A virtual firm launched yesterday which hopes to attract 50 corporate and commercial lawyers billing a total of £15m a year by 2019.

Carbon Law Partners, whose chief executive is former City solicitor Michael Burne, aspires to the success of virtual law firms such as Keystone Law and Setfords.

Mr Burne said Carbon was “for ambitious, client-focused lawyers who want choice, control and freedom. It is for those who want the flexibility of running their own firm, but with the back-up and support of systems used by a top-50 firm wherever they are based”.

Mr Burne has worked variously as a solicitor at Allen & Overy, head of legal at wealth manager St James’s Place Capital plc, and as MD of Cardiff-based commercial law firm Paritas. He founded Carbon with banker Owain Saunders-Jones, who has held senior roles at Barclays and Lloyds.

With its public launch, the firm has now embarked on actively seeking out partners. Speaking to Legal Futures, Mr Burne said he had spoken to some 20 lawyers in target firms during 2013 as part of research for the project. There was already a “pipeline” of lawyers “at different stages of the decision-making process” who had expressed interest in joining.

He added that in terms of recruiting members, “lawyers don’t make snap decisions and frankly if they did, we probably wouldn’t want them”. He conceded it was likely some lawyers might wait until others ‘jumped’ first, but predicted that if Carbon could “achieve traction in the first six to 12 months”, it would create “a natural momentum”.

He said a key message Carbon needed to convey was “that in many ways we are the safe place to be”. Elaborating, he said: “We need to create a tribe of lawyers who think like we think; people who want to invest in themselves, and maybe want to create a firm that they control but without the risk of starting their own law firm, without any of the exit problems or successor insurance problems when they want to stop.”

Lawyers the firm was targeting included both younger “aspirers” to partnership and older “retirers” who wanted to escape traditional partnership both with their capital account intact and the risk of having “a joint and several liability call”. By choosing Carbon, they would “do the lifestyle thing and come and retire into one of our limited companies”, he said.

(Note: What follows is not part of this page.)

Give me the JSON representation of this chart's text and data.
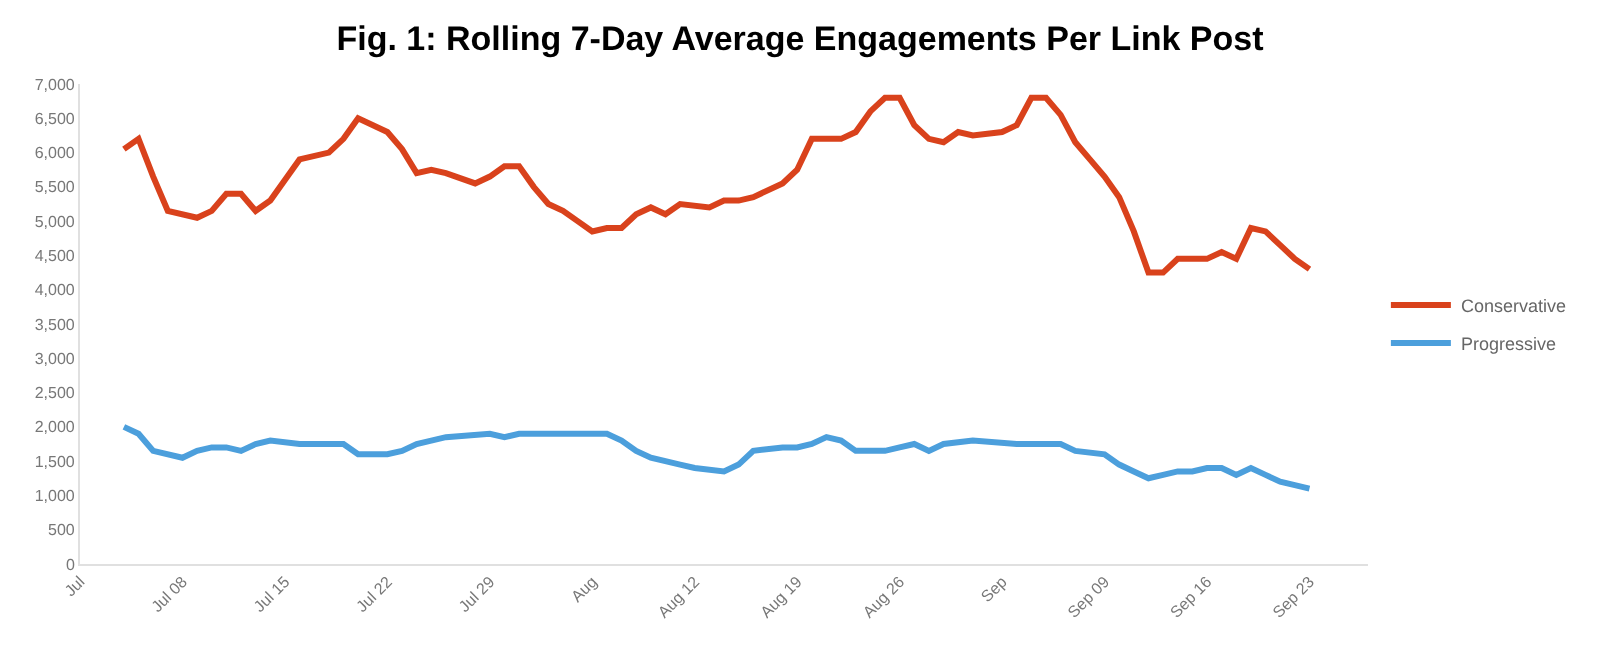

They would also benefit from “a capital value in the client relationships” they had built up over decades.

Mr Burne said Carbon was “a law firm and a legal services platform” that created “the conditions that we think lawyers need to operate in”, backed by “state-of-the-art technology”. When they joined, lawyers would “be inside their own limited companies, so insulated from the negative side of joint and several liability, with no requirement to make a capital account contribution to our business”.

Carbon would provide, procured by contract with the individual limited companies, the “essentials that allow you to practice as a solicitor”, such as insurance, as well as voluntary “concierge” services, such as back office functions. As a “single entity law firm”, Carbon takes “all of the risk of the advice given by partners, who are named in the insurance policy”, he said. From a regulatory point of view, “the regulator is regulating Carbon and Carbon is responsible for the behaviour, conduct and advice of all of the lawyers within it”.

Carbon would take a percentage of lawyers’ earnings on a sliding scale. Those billing over £200,000 would receive “a minimum of 70% of what they bill” and the higher the billing, the smaller the percentage taken by the firm.

A Carbon “bond” would be a performance-related percentage of the firm’s profits, allocated according to a “quality multiplier” calculated according to “how compliant they are and how much they add to overall brand value”, Mr Burne said.